July 22, 2018
For the metaphorical bull in a China closet, the principle of consistency can be excruciatingly drawn out and frustrating. It’s anchored in constant and regular practice, which in many cases means holding back a bit. It carries with it the idea that a goal is not easily or immediately attained. Even further, the changes necessary to facilitate that goal are not easily or immediately made either. Long term incremental progress can be easy to overlook when there are more immediately gratifying alternatives, although their benefits tend to be rather short lived. For long term success, and dare I say contentment, consistency is key. One could even boil it down to its more virtuous form – patience. Yes, consistency is a virtue to success. Let’s talk about how we can be successful in training and in diet.
When training, it’s enticing to gravitate towards more and more everything. More volume, more intensity, more frequency. While incremental increase in intensity is vital in training, the total workload on the body needs to be balanced. Too little and there’s no progress. Too much and there’s no progress, and most likely injury to add the cherry on top. Consistency helps to mitigate this problem. For training purposes, especially when starting out, regular practice is necessary, not only to maintain proper technique, but to refine it. And as an athlete accumulates hours upon hours of training, and thus fatigue, intensity needs to be applied tastefully in order to reduce the risk of injury. Additional consideration needs to be given to your individual goals. Some members are looking for something that will maintain their health without a large time commitment. In general a minimum of three days a week will suffice for these purposes. However, more intensity is required on account of the low frequency. For members looking to refine their sport, more practice is required. Just like any sport, skills need to be developed which will take time. Just how much time that will be can vary widely depending on ability and goals. Athletes who are committing a substantial amount of time to training may need to consider dual session days and an adjustment in intensity for the sake of longevity. This additional time will accumulate to substantially more practice and experience in the long term. Regardless of your goals, consistency is still necessary. You need to come in and put forth the work on a regular basis to reap the results.It’s time now to take a look at something that will play an even greater role in your performance and health – diet.
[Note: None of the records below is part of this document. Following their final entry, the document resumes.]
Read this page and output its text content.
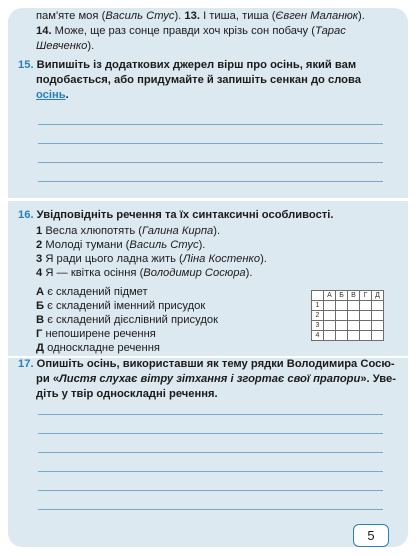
пам'яте моя (Василь Стус). 13. І тиша, тиша (Євген Маланюк).
14. Може, ще раз сонце правди хоч крізь сон побачу (Тарас
Шевченко).
15. Випишіть із додаткових джерел вірш про осінь, який вам
подобається, або придумайте й запишіть сенкан до слова
осінь.
16. Увідповідніть речення та їх синтаксичні особливості.
1 Весла хлюпотять (Галина Кирпа).
2 Молоді тумани (Василь Стус).
3 Я ради цього ладна жить (Ліна Костенко).
4 Я — квітка осіння (Володимир Сосюра).
А є складений підмет
Б є складений іменний присудок
В є складений дієслівний присудок
Г непоширене речення
Д односкладне речення
	А	Б	В	Г	Д
1					
2					
3					
4					
17. Опишіть осінь, використавши як тему рядки Володимира Сосю-
ри «Листя слухає вітру зітхання і згортає свої прапори». Уве-
діть у твір односкладні речення.
5
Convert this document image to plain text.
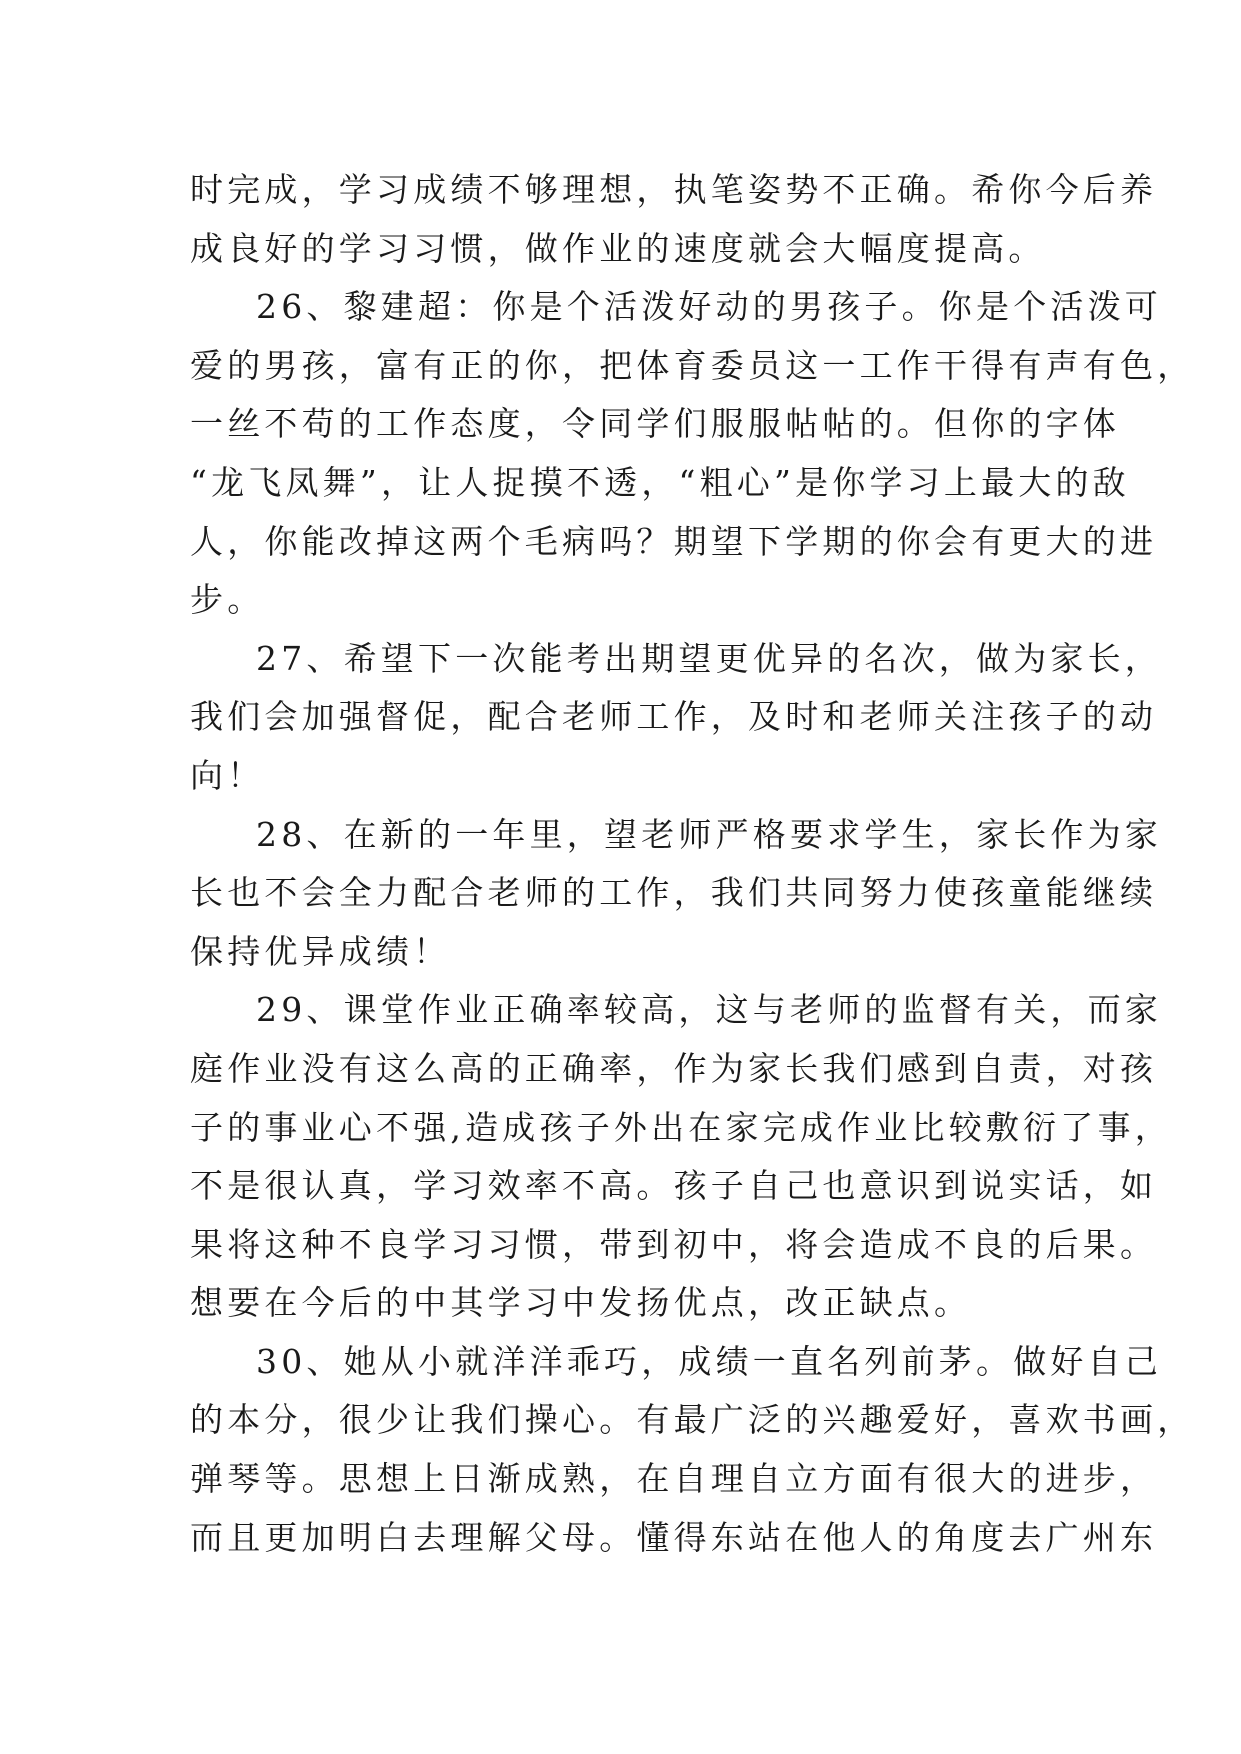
时完成，学习成绩不够理想，执笔姿势不正确。希你今后养
成良好的学习习惯，做作业的速度就会大幅度提高。

26、黎建超：你是个活泼好动的男孩子。你是个活泼可
爱的男孩，富有正的你，把体育委员这一工作干得有声有色，
一丝不苟的工作态度，令同学们服服帖帖的。但你的字体
“龙飞凤舞”，让人捉摸不透，“粗心”是你学习上最大的敌
人，你能改掉这两个毛病吗？期望下学期的你会有更大的进
步。

27、希望下一次能考出期望更优异的名次，做为家长，
我们会加强督促，配合老师工作，及时和老师关注孩子的动
向！

28、在新的一年里，望老师严格要求学生，家长作为家
长也不会全力配合老师的工作，我们共同努力使孩童能继续
保持优异成绩！

29、课堂作业正确率较高，这与老师的监督有关，而家
庭作业没有这么高的正确率，作为家长我们感到自责，对孩
子的事业心不强,造成孩子外出在家完成作业比较敷衍了事，
不是很认真，学习效率不高。孩子自己也意识到说实话，如
果将这种不良学习习惯，带到初中，将会造成不良的后果。
想要在今后的中其学习中发扬优点，改正缺点。

30、她从小就洋洋乖巧，成绩一直名列前茅。做好自己
的本分，很少让我们操心。有最广泛的兴趣爱好，喜欢书画，
弹琴等。思想上日渐成熟，在自理自立方面有很大的进步，
而且更加明白去理解父母。懂得东站在他人的角度去广州东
Relating to consistency, or lack thereof, fad diets are something that most coaches, if not every single one of them, readily despise. The promise of quick results entice far too many to make drastic changes for a short time, only to crash head on into their old tendencies. Now, make no mistake, some of the more popular diets do encourage healthy, well balanced eating. However, true, long term progress comes from those who actually stick to it and make the necessary lifestyle changes, as opposed to a month long charade. If you do follow a diet, it should be one that promotes longevity. No “high this, low that.” You need fats, protein, and yes, even carbs. So, if you struggle with diet, here are a couple suggestions. First of all, systematically replace unhealthy food choices with healthy counterparts. Again, incremental progress is key. You don’t need to perform an absolute overhaul of your diet in one go. You do need to make subtle changes that are easy to maintain until they add up to something bigger. Secondly, find a calorie goal that is appropriate for you, and aim to hit it consistently every day. If you fail to track what you’re eating, it’s very easy and almost guaranteed that you calorie consumption will fluctuate substantially from day to day and alter your energy levels. Down the line, this might result in eating roughly the same thing each day. For some, that might sound extremely boring, but in my personal experience, it makes being consistent a lot easier, and it’s not a tremendous issue if they are foods you enjoy. If you’re exceptionally gung ho about a certain diet, chances are you’re moving way too fast, and are on a swift path to relapse. Ideally, the switch is rather uneventful due to how minor the changes seem in the beginning. Make no mistake though, those small adjustments will in time add up something life changing.
“Aim low, you have to accept the fact that you can set yourself a goal that you can attain and there is not going to be much glory in it. The goal you can attain tomorrow isn’t very glorious but it’s a hell of a lot better than nothing and it beats the hell out of bitterness and its way better than blaming someone else.” – Dr. Jordan Peterson
Above all, keep in mind that change is not immediate, and certainly achieving goals are not, either. Aim to make each today just a tad bit better than the one before it. Happy training and happy eating.